Language and Computation Courses

Workshop

Annotation in Digital Humanities (annDH): How Can Linguistics/Computational Linguistics Help with Annotation in DH,
Sandra Kübler (Indiana University, USA) and Heike Zinsmeister (University of Hamburg, Germany)

Linguistic annotation is one of the core interfaces between linguistics and computational linguistics. It has also become a central interface between computational linguistics (CL) and digital humanities (DH). Texts are preprocessed and annotated, e.g. with parts of speech, for distant reading and other visualization applications, topic and network analyses, text mining and question answering for humanist research questions. In these applications the annotation is a means to an end and mostly invisible to the humanist researchers.

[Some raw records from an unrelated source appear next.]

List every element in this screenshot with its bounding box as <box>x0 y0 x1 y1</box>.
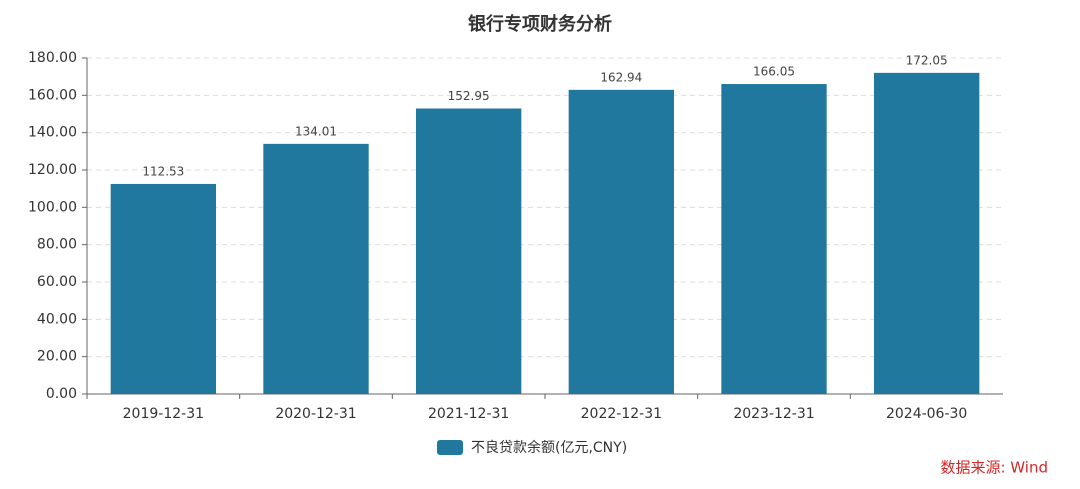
x-tick-label: 2023-12-31 <box>733 406 814 422</box>
value-label: 152.95 <box>448 89 490 103</box>
value-label: 166.05 <box>753 65 795 79</box>
value-label: 172.05 <box>906 53 948 67</box>
bar <box>415 108 522 394</box>
x-tick-label: 2021-12-31 <box>428 406 509 422</box>
y-tick-label: 120.00 <box>28 162 77 178</box>
y-tick-label: 40.00 <box>37 311 77 327</box>
value-label: 134.01 <box>295 124 337 138</box>
source-note: 数据来源: Wind <box>940 459 1048 477</box>
y-tick-label: 20.00 <box>37 349 77 365</box>
chart-title: 银行专项财务分析 <box>468 13 612 35</box>
bar <box>721 84 827 394</box>
y-tick-label: 160.00 <box>28 87 77 103</box>
bar <box>568 89 675 394</box>
x-tick-label: 2024-06-30 <box>886 406 967 422</box>
y-tick-label: 140.00 <box>28 125 77 141</box>
y-tick-label: 80.00 <box>37 237 77 253</box>
bar <box>110 183 217 394</box>
y-tick-label: 100.00 <box>28 199 77 215</box>
x-tick-label: 2022-12-31 <box>581 406 662 422</box>
y-tick-label: 0.00 <box>46 386 77 402</box>
value-label: 112.53 <box>142 164 184 178</box>
bar <box>873 72 980 394</box>
y-tick-label: 60.00 <box>37 274 77 290</box>
x-tick-label: 2019-12-31 <box>123 406 204 422</box>
legend-label: 不良贷款余额(亿元,CNY) <box>471 439 627 456</box>
bar <box>263 143 369 394</box>
y-tick-label: 180.00 <box>28 50 77 66</box>
x-tick-label: 2020-12-31 <box>275 406 356 422</box>
legend-swatch <box>437 440 463 455</box>
value-label: 162.94 <box>600 70 642 84</box>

In this workshop, we will push the boundary of this interface and focus on annotation beyond the standard linguistic categories, looking at categories and relations relevant for humanist research questions themselves, such as metaphors, stereotypes, entities, causation of historical events, narratives, or philosophical reasoning. In this area, CL cannot necessarily provide tools, but instead it can provide methodology and best practices. Thus, lessons learned in linguistic annotation can be repurposed for annotation in DH. This includes CL support of the epistemological process of developing the annotation categories themselves, which are often inductively—or abductively—derived in a hermeneutically cyclic way. Also included in the scope of the workshop is research to the data types in the digital humanities, which mostly concern non-canonical language and thus pose challenges for automated annotation.